Thought experiment: 10 people out of college take “huge risks and work really hard”. A second set of 10 people just get boring enterprise Dev jobs and the third set all work in BigTech for 10 years. Rank the three groups in the order of expected median total income over the decade?


> I am criticizing the idea that all it takes is “grit” and if you work really hard you will succeed.

Ok, but I did not suggest that.

Working hard is not good enough. It's necessary to work at the right things - and it is hardly obvious which are the right things. Taking risks is also necessary. The bigger the risks, the bigger the potential gains.

But nothing is guaranteed.

Spending one's youth playing video games diminishes your chances of financial success to around zero.


Someone working in BigTech making over a quarter million a year less than 3 years out of college has a much better chance of success and playing video games after working 8 hours a day 5 days a week than a “founding engineer” or even a founder of yet another YC backed AI company doing “996”.

> It reminds me of people in BigTech that don’t sell their RSUs as soon as they vest and diversify. I make just as much now in cash as I did in BigTech with the difference being 40% was in RSUs. Why would I keep 40% of my income in AMZN any more than I would take 40% of my cash income and put in AMZN?

I mean, I didn't sell my RSUs as soon as they vested, because I worked for a BigTech company that I believed was on the upswing, and I was willing to take that risk of not selling.
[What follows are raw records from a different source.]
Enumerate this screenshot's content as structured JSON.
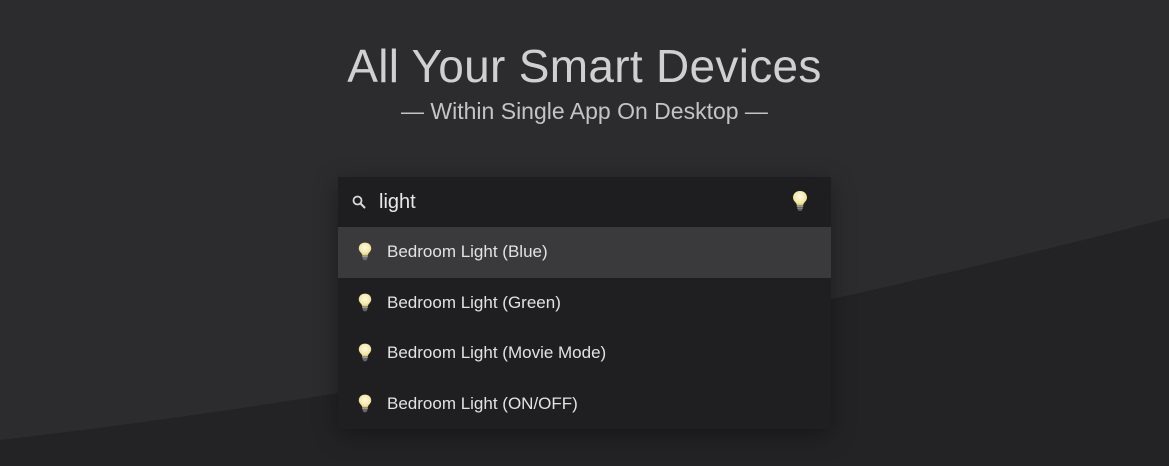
{
  "hero": {
    "title": "All Your Smart Devices",
    "subtitle": "— Within Single App On Desktop —"
  },
  "launcher": {
    "search": {
      "icon": "search-icon",
      "value": "light",
      "trailing_icon": "light-bulb-icon"
    },
    "results": [
      {
        "label": "Bedroom Light (Blue)",
        "icon": "light-bulb-icon",
        "selected": true
      },
      {
        "label": "Bedroom Light (Green)",
        "icon": "light-bulb-icon",
        "selected": false
      },
      {
        "label": "Bedroom Light (Movie Mode)",
        "icon": "light-bulb-icon",
        "selected": false
      },
      {
        "label": "Bedroom Light (ON/OFF)",
        "icon": "light-bulb-icon",
        "selected": false
      }
    ]
  },
  "colors": {
    "background": "#2c2c2e",
    "background_lower": "#222224",
    "panel": "#1f1f21",
    "selected_row": "#3a3a3c",
    "text": "#e2e2e4"
  }
}
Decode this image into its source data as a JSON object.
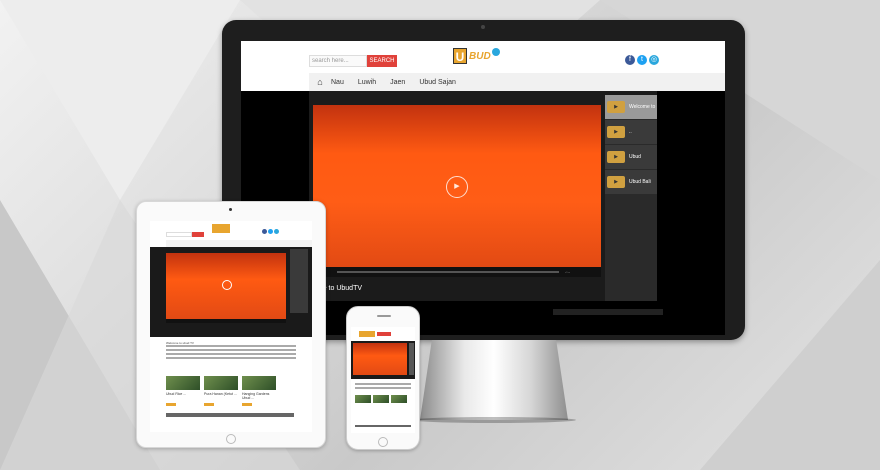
{
  "site": {
    "search_placeholder": "search here...",
    "search_button": "SEARCH",
    "logo_letter": "U",
    "logo_text": "BUD",
    "nav": [
      "Nau",
      "Luwih",
      "Jaen",
      "Ubud Sajan"
    ],
    "now_playing_caption": "ome to UbudTV",
    "playlist": [
      {
        "label": "Welcome to",
        "active": true
      },
      {
        "label": "..",
        "active": false
      },
      {
        "label": "Ubud",
        "active": false
      },
      {
        "label": "Ubud Bali",
        "active": false
      }
    ],
    "time_elapsed": "-:--",
    "time_total": "-:--"
  },
  "social_icons": [
    "facebook-icon",
    "twitter-icon",
    "instagram-icon"
  ],
  "colors": {
    "accent_red": "#e0413a",
    "logo_orange": "#e8a52f",
    "video_orange": "#ff5a12"
  },
  "ipad": {
    "intro_title": "Welcome to ubud TV",
    "cards": [
      "Ubud Rice ...",
      "Pura Hanan (Ketut ...",
      "Hanging Gardens Ubud ..."
    ]
  },
  "iphone": {
    "caption": "Welcome to UbudTV"
  }
}
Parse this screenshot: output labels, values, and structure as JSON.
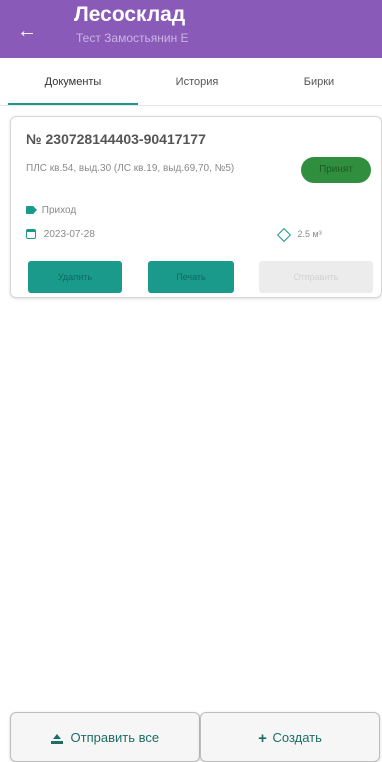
{
  "appbar": {
    "back_icon": "arrow-left-icon",
    "title": "Лесосклад",
    "subtitle": "Тест Замостьянин Е"
  },
  "tabs": [
    {
      "label": "Документы",
      "active": true
    },
    {
      "label": "История",
      "active": false
    },
    {
      "label": "Бирки",
      "active": false
    }
  ],
  "card": {
    "number": "№ 230728144403-90417177",
    "description": "ПЛС кв.54, выд.30 (ЛС кв.19, выд.69,70, №5)",
    "status": "Принят",
    "type_icon": "tag-icon",
    "type": "Приход",
    "date_icon": "calendar-icon",
    "date": "2023-07-28",
    "volume_icon": "cube-icon",
    "volume": "2.5 м³",
    "buttons": {
      "delete": "Удалить",
      "print": "Печать",
      "send": "Отправить"
    }
  },
  "bottom": {
    "send_all": "Отправить все",
    "send_all_icon": "upload-icon",
    "create": "Создать",
    "create_icon": "plus-icon"
  },
  "colors": {
    "appbar": "#8a5ab8",
    "accent": "#1a9a8a",
    "status_badge": "#2f8f3f"
  }
}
Sure, it is an equivalent of buying those shares on your own, but again, it still felt way safer (and way more flexible/liquid, as I could sell my shares at any moment) to me than working at a startup with extremely illiquid equity. And I was already pretty much broke with no safety net (my internship over the summer back then made me more than my entire family combined earned in ~6 months; this is not an internship flex, there were plenty that paid more, this is just to illustrate the gap between some bigtech internship salaries and what my family was making), so I was willing to take the risk.

The risk ended up paying off, and that BigTech company went from ~$60/share to $300+/share in barely 5 years, turning my initial stock grant into a lifechanging amount for someone in my position. No, it isn't even close to being enough to buy a house outright or retire, but it is my (and my family's) safety net now. I can afford to help my sister pay rent with zero "can i actually afford it" thought in my mind.
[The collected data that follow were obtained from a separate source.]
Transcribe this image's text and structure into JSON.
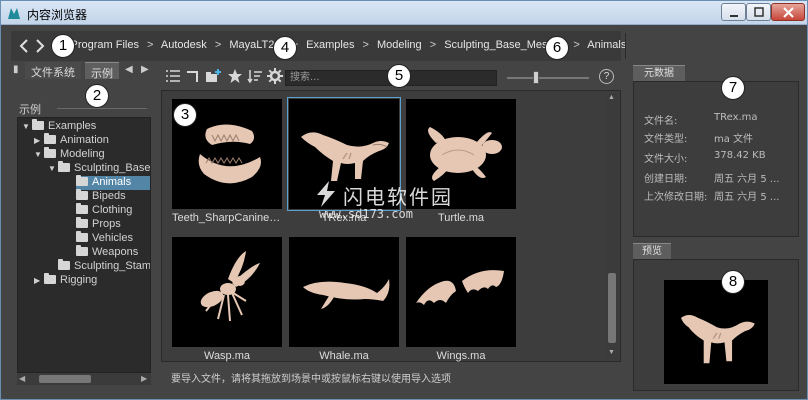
{
  "window": {
    "title": "内容浏览器"
  },
  "pathbar": {
    "crumbs": [
      "Program Files",
      "Autodesk",
      "MayaLT2...",
      "Examples",
      "Modeling",
      "Sculpting_Base_Meshes",
      "Animals"
    ],
    "separator": ">"
  },
  "left_panel": {
    "tabs": [
      "文件系统",
      "示例"
    ],
    "section_label": "示例",
    "tree": [
      {
        "label": "Examples",
        "depth": 0,
        "expanded": true
      },
      {
        "label": "Animation",
        "depth": 1,
        "expanded": false
      },
      {
        "label": "Modeling",
        "depth": 1,
        "expanded": true
      },
      {
        "label": "Sculpting_Base_Meshes",
        "depth": 2,
        "expanded": true
      },
      {
        "label": "Animals",
        "depth": 3,
        "selected": true
      },
      {
        "label": "Bipeds",
        "depth": 3
      },
      {
        "label": "Clothing",
        "depth": 3
      },
      {
        "label": "Props",
        "depth": 3
      },
      {
        "label": "Vehicles",
        "depth": 3
      },
      {
        "label": "Weapons",
        "depth": 3
      },
      {
        "label": "Sculpting_Stamps",
        "depth": 2
      },
      {
        "label": "Rigging",
        "depth": 0,
        "expanded": false
      }
    ]
  },
  "center_panel": {
    "search_placeholder": "搜索...",
    "thumbnails": [
      {
        "label": "Teeth_SharpCanines....",
        "selected": false
      },
      {
        "label": "TRex.ma",
        "selected": true
      },
      {
        "label": "Turtle.ma",
        "selected": false
      },
      {
        "label": "Wasp.ma",
        "selected": false
      },
      {
        "label": "Whale.ma",
        "selected": false
      },
      {
        "label": "Wings.ma",
        "selected": false
      }
    ],
    "status": "要导入文件，请将其拖放到场景中或按鼠标右键以使用导入选项",
    "help": "?"
  },
  "metadata": {
    "tab": "元数据",
    "rows": [
      {
        "key": "文件名:",
        "value": "TRex.ma"
      },
      {
        "key": "文件类型:",
        "value": "ma 文件"
      },
      {
        "key": "文件大小:",
        "value": "378.42 KB"
      },
      {
        "key": "创建日期:",
        "value": "周五 六月 5 ..."
      },
      {
        "key": "上次修改日期:",
        "value": "周五 六月 5 ..."
      }
    ]
  },
  "preview": {
    "tab": "预览"
  },
  "callouts": [
    "1",
    "2",
    "3",
    "4",
    "5",
    "6",
    "7",
    "8"
  ],
  "watermark": {
    "title": "闪电软件园",
    "url": "www.sd173.com"
  },
  "colors": {
    "panel_bg": "#444444",
    "selection": "#5285a6",
    "model": "#e5c7b4"
  }
}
TLDR: yes, not diversifying is risky. However, you cannot make lifechanging money without taking risks, whether it is through joining a promising startup or not diversifying your investments or anything else. I am not advocating anyone to do what I did, as I agree with you that selling RSUs on vest is the most safe option. There are no totally safe options for making lifechanging (whatever that means for you) amounts of money, so you gotta pick your poison, if that's something you want. For me personally, making bigtech salary at a company that I believed was on the upswing (and saving a good amount of it), while keeping all vested RSUs in my account (and selling no more than 5% of it each year), was an acceptable level of risk (that I wouldn't regret doing, even if the price of those shares ended up dying significantly).


Why wouldn’t you at least cash it all out and diversify into all of the Big 5 then or Mag 7 now?
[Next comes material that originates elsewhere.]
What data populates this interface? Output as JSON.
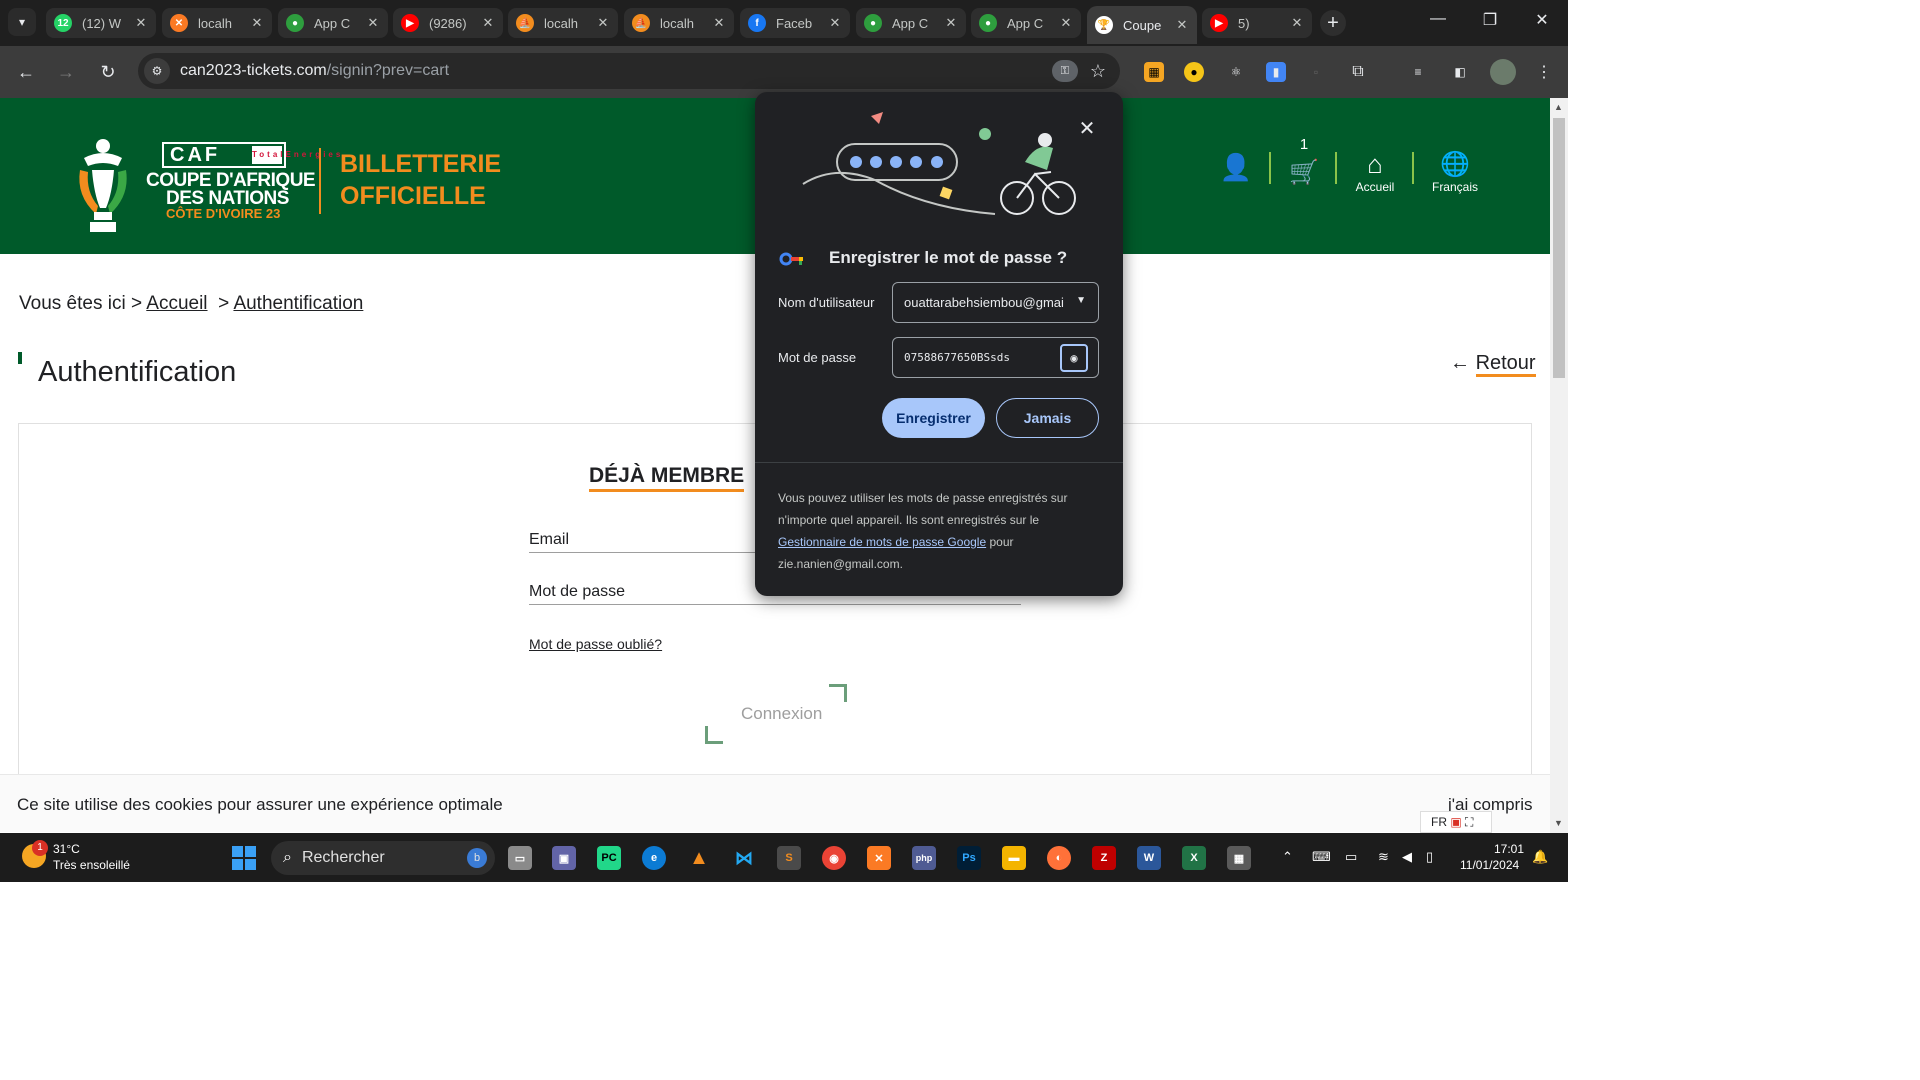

Look at success in buckets. 10x , 100x, 1000x etc


I wouldn't assume size of success is correlated with "having success or not." It's notoriously hard to predict what business ideas will succeed at all, let alone be mega-billion-success-stories. Many things could've gone differently leading to Bezos being a ten- or hundred-millionaire vs a multi-billionaire even in worlds where Amazon was successful. AWS, for instance, was not in the original plan.

I think the strongest correlations would be between:

"has safety net" and "has success" - one major factor here is not having a poverty mentality that would lead to panicking and quitting early

as well as between "has safety net" and "takes multiple swings if no initial success", for the direct reason of "can afford to do so."


Citation needed that panicking and quitting early is a "poverty mentality".